Two rows of seats over, the situation was the opposite. A mother with three children was dressed in denim pants and tennis shoes. She wore a t-shirt with the words “Pirates Mother — City Champions.” The children were dressed casually and were talking happily.
In an effort to keep them entertained, this mother was on the floor with the children making paper hats out of newspaper. The children put the hats on and marched around the chairs. The mother would blow a kiss to each one as they marched by.
The flight was called. The stilted mother stood up and straightened each girl’s backpack. After she identified herself to the attendant as their mother, the woman turned to the girls and said, “Behave yourselves. I will see you in two weeks.” No kiss, no hug and the two little girls walked stiffly behind the attendant down the tunnel to the plane. Their mother exited the terminal.

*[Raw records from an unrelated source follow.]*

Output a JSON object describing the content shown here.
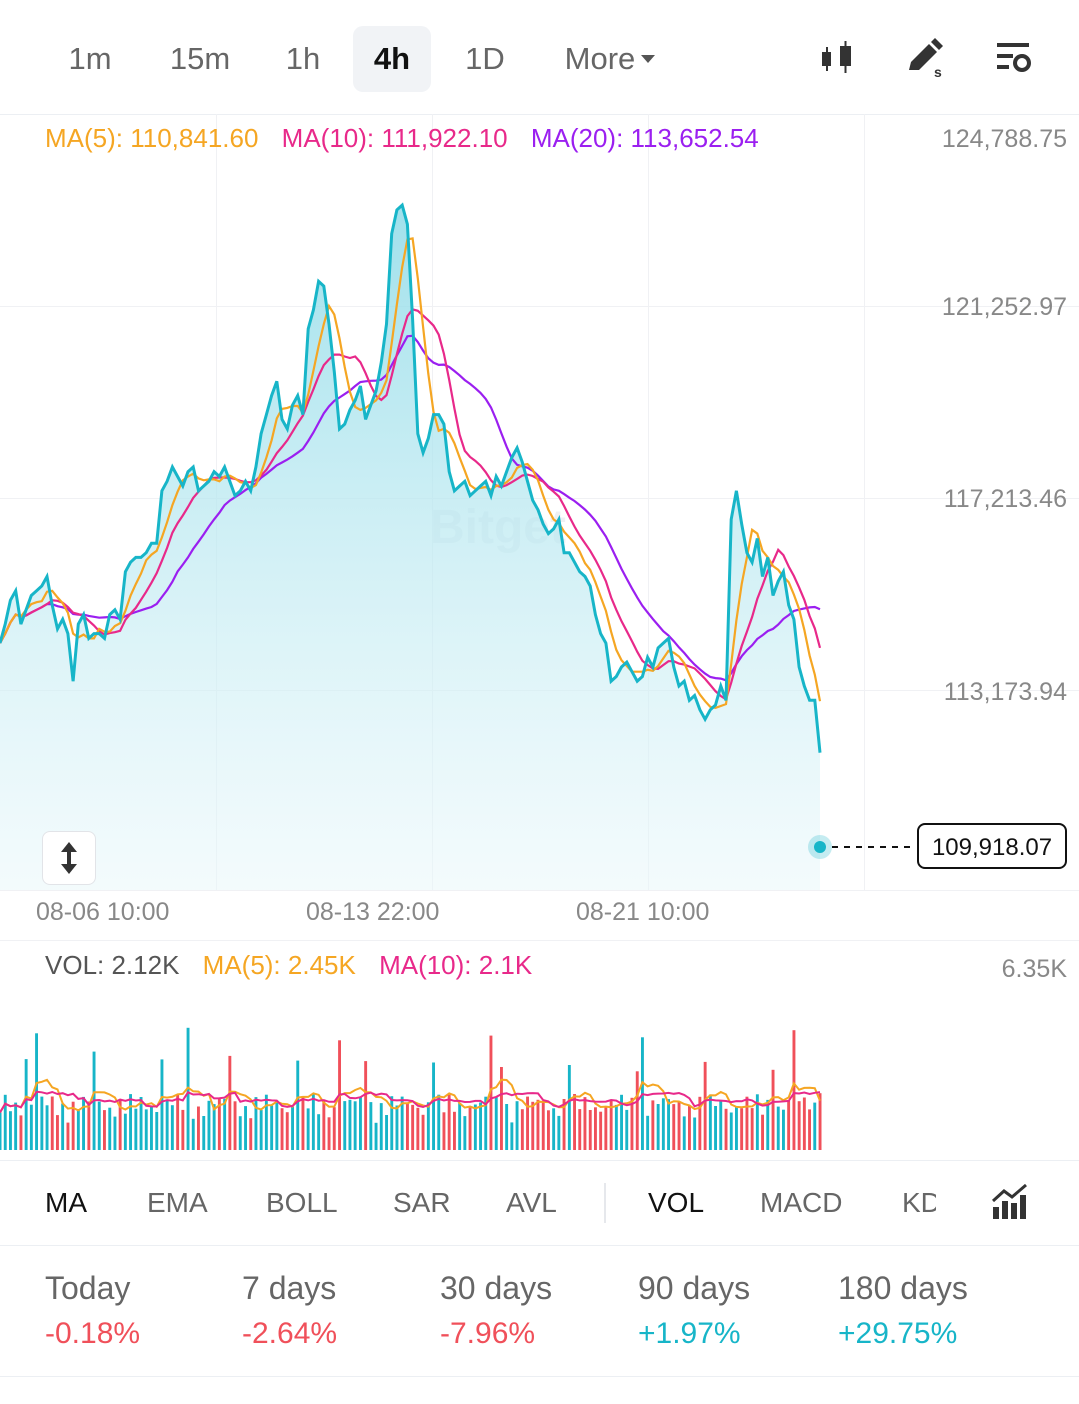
{
  "intervals": [
    {
      "label": "1m",
      "active": false
    },
    {
      "label": "15m",
      "active": false
    },
    {
      "label": "1h",
      "active": false
    },
    {
      "label": "4h",
      "active": true
    },
    {
      "label": "1D",
      "active": false
    }
  ],
  "more_label": "More",
  "tools": [
    "candlestick-icon",
    "draw-icon",
    "settings-icon"
  ],
  "colors": {
    "price_line": "#17b5c8",
    "ma5": "#f5a623",
    "ma10": "#e8298a",
    "ma20": "#9b1ff0",
    "up": "#17b5c8",
    "down": "#f0505a"
  },
  "chart": {
    "ma5_label": "MA(5): 110,841.60",
    "ma10_label": "MA(10): 111,922.10",
    "ma20_label": "MA(20): 113,652.54",
    "price_ticks": [
      "124,788.75",
      "121,252.97",
      "117,213.46",
      "113,173.94"
    ],
    "current_price": "109,918.07",
    "time_ticks": [
      "08-06 10:00",
      "08-13 22:00",
      "08-21 10:00"
    ],
    "watermark": "Bitget"
  },
  "volume": {
    "vol_label": "VOL: 2.12K",
    "ma5_label": "MA(5): 2.45K",
    "ma10_label": "MA(10): 2.1K",
    "max_label": "6.35K"
  },
  "indicators": {
    "main": [
      "MA",
      "EMA",
      "BOLL",
      "SAR",
      "AVL"
    ],
    "sub": [
      "VOL",
      "MACD",
      "KD"
    ],
    "active_main": "MA",
    "active_sub": "VOL"
  },
  "performance": [
    {
      "label": "Today",
      "value": "-0.18%",
      "dir": "neg"
    },
    {
      "label": "7 days",
      "value": "-2.64%",
      "dir": "neg"
    },
    {
      "label": "30 days",
      "value": "-7.96%",
      "dir": "neg"
    },
    {
      "label": "90 days",
      "value": "+1.97%",
      "dir": "pos"
    },
    {
      "label": "180 days",
      "value": "+29.75%",
      "dir": "pos"
    }
  ],
  "chart_data": {
    "type": "line",
    "price_axis_ticks": [
      124788.75,
      121252.97,
      117213.46,
      113173.94
    ],
    "last_price": 109918.07,
    "series": [
      {
        "name": "MA(5)",
        "last": 110841.6
      },
      {
        "name": "MA(10)",
        "last": 111922.1
      },
      {
        "name": "MA(20)",
        "last": 113652.54
      }
    ],
    "x_ticks": [
      "08-06 10:00",
      "08-13 22:00",
      "08-21 10:00"
    ],
    "price": [
      114200,
      114600,
      115100,
      115300,
      114600,
      114900,
      115200,
      115300,
      115400,
      115600,
      115000,
      114500,
      114700,
      114400,
      113400,
      114600,
      114800,
      114300,
      114400,
      114400,
      114300,
      114800,
      114900,
      114700,
      115700,
      115900,
      116000,
      116000,
      116100,
      116300,
      116300,
      117400,
      117600,
      117900,
      117700,
      117500,
      117800,
      117900,
      117400,
      117500,
      117600,
      117800,
      117700,
      117900,
      117600,
      117300,
      117400,
      117600,
      117400,
      117900,
      118600,
      119000,
      119400,
      119700,
      118900,
      118700,
      119200,
      119400,
      119000,
      120800,
      121200,
      121800,
      121700,
      120900,
      119900,
      118700,
      118800,
      119100,
      119300,
      119600,
      118900,
      119200,
      119500,
      120100,
      120900,
      122800,
      123300,
      123400,
      123000,
      121000,
      118600,
      118200,
      118500,
      119000,
      119000,
      118800,
      117800,
      117400,
      117500,
      117600,
      117300,
      117400,
      117500,
      117600,
      117300,
      117700,
      117500,
      117800,
      118100,
      118300,
      118000,
      117600,
      117200,
      117000,
      116700,
      116500,
      116600,
      116800,
      116100,
      116100,
      115900,
      115700,
      115600,
      115400,
      114800,
      114400,
      114200,
      113400,
      113500,
      113700,
      113800,
      113600,
      113400,
      113500,
      113900,
      113700,
      114100,
      114200,
      114300,
      113700,
      113300,
      113400,
      113000,
      113100,
      112800,
      112600,
      112800,
      112900,
      113300,
      113000,
      116800,
      117400,
      116700,
      116100,
      115900,
      116400,
      115600,
      116000,
      115200,
      115500,
      115700,
      115000,
      114700,
      113700,
      113300,
      113000,
      113000,
      111900
    ],
    "volume_max": 6350
  }
}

Behind them, the other mother greeted the next attendant who had come for her children. The mom took each child in her arms, kissed each one and said lovingly, “Grandma will be waiting for you in Dallas. I will drive with Daddy in the car and U-Haul and we will meet you there tomorrow. Then we will go see our new house! I love you. … I will call tonight.” The three happy, skipping children followed the attendant to the plane. She watched the plane taxi down the runway and when it was in the air, she left the terminal.
It is interesting to think of the first mother. Perhaps in 10 years when the girls as teens will not talk to her, she will wonder what happened. She will be totally puzzled as to why the girls don’t appreciate her. She will no doubt question why they seem distant.

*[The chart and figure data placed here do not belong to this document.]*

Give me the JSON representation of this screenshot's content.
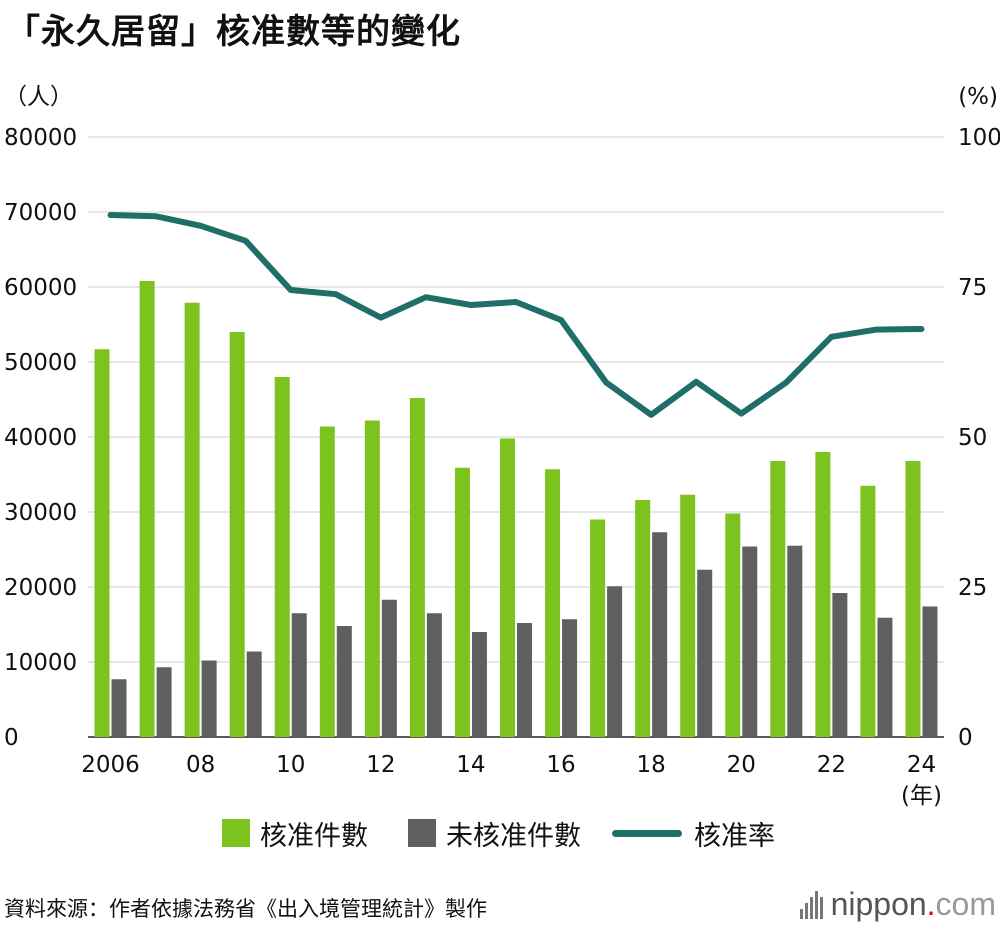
{
  "title": "「永久居留」核准數等的變化",
  "chart_data": {
    "type": "bar",
    "title": "「永久居留」核准數等的變化",
    "y_left_unit": "（人）",
    "y_right_unit": "(%)",
    "x_unit": "(年)",
    "y_left_range": [
      0,
      80000
    ],
    "y_right_range": [
      0,
      100
    ],
    "y_left_ticks": [
      "80000",
      "70000",
      "60000",
      "50000",
      "40000",
      "30000",
      "20000",
      "10000",
      "0"
    ],
    "y_right_ticks": [
      "100",
      "75",
      "50",
      "25",
      "0"
    ],
    "x_tick_labels": [
      "2006",
      "08",
      "10",
      "12",
      "14",
      "16",
      "18",
      "20",
      "22",
      "24"
    ],
    "years": [
      2006,
      2007,
      2008,
      2009,
      2010,
      2011,
      2012,
      2013,
      2014,
      2015,
      2016,
      2017,
      2018,
      2019,
      2020,
      2021,
      2022,
      2023,
      2024
    ],
    "grid": true,
    "legend_position": "bottom",
    "series": [
      {
        "name": "核准件數",
        "type": "bar",
        "axis": "left",
        "color": "#7dc31f",
        "values": [
          51700,
          60800,
          57900,
          54000,
          48000,
          41400,
          42200,
          45200,
          35900,
          39800,
          35700,
          29000,
          31600,
          32300,
          29800,
          36800,
          38000,
          33500,
          36800
        ]
      },
      {
        "name": "未核准件數",
        "type": "bar",
        "axis": "left",
        "color": "#5f5f5f",
        "values": [
          7700,
          9300,
          10200,
          11400,
          16500,
          14800,
          18300,
          16500,
          14000,
          15200,
          15700,
          20100,
          27300,
          22300,
          25400,
          25500,
          19200,
          15900,
          17400
        ]
      },
      {
        "name": "核准率",
        "type": "line",
        "axis": "right",
        "color": "#1f6f68",
        "values": [
          87.0,
          86.8,
          85.2,
          82.7,
          74.5,
          73.8,
          69.9,
          73.3,
          72.0,
          72.5,
          69.5,
          59.1,
          53.7,
          59.2,
          53.9,
          59.1,
          66.7,
          67.9,
          68.0
        ]
      }
    ]
  },
  "legend": [
    {
      "label": "核准件數",
      "color": "#7dc31f"
    },
    {
      "label": "未核准件數",
      "color": "#5f5f5f"
    },
    {
      "label": "核准率",
      "color": "#1f6f68"
    }
  ],
  "source": "資料來源：作者依據法務省《出入境管理統計》製作",
  "brand": {
    "name": "nippon",
    "dot": ".",
    "tld": "com"
  }
}
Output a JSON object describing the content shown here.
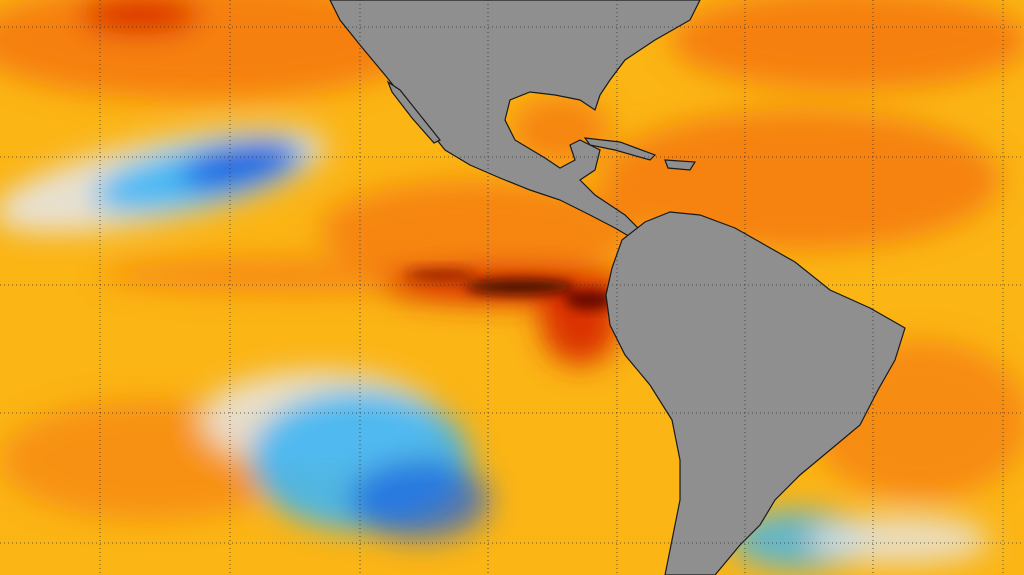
{
  "map": {
    "colors": {
      "ocean_base": "#fbb515",
      "warm": "#f57a10",
      "hot": "#d92a05",
      "extreme": "#4a0804",
      "neutral": "#e6e6e6",
      "cool": "#3fb6f5",
      "cold": "#1a5fe0",
      "land": "#8f8f8f",
      "coastline": "#1a1a1a",
      "grid": "#333333"
    },
    "grid": true
  }
}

What about the other mother? What will her situation be like? Will she have thriving and happy teenagers with whom she will talk and communicate? We can only speculate on the years ahead.
Jesus put great value on little children. Christ’s attitude toward children was gentle (Isaiah 4:11). He used a child as an example (Matthew 18:2). He declared that a childlike spirit is absolutely essential in faith (Matthew 18:3-4) He was affectionate and gentle with little children and commanded that we receive children and pay attention to them (Mark 9:36-37). He said to bring the children to Him (Mark 10:4).
Children are our greatest treasure. It will matter nothing in 50 years how much we had in our bank account or where we brought our clothes or how beautiful we may have been. But it will matter how we treated our children.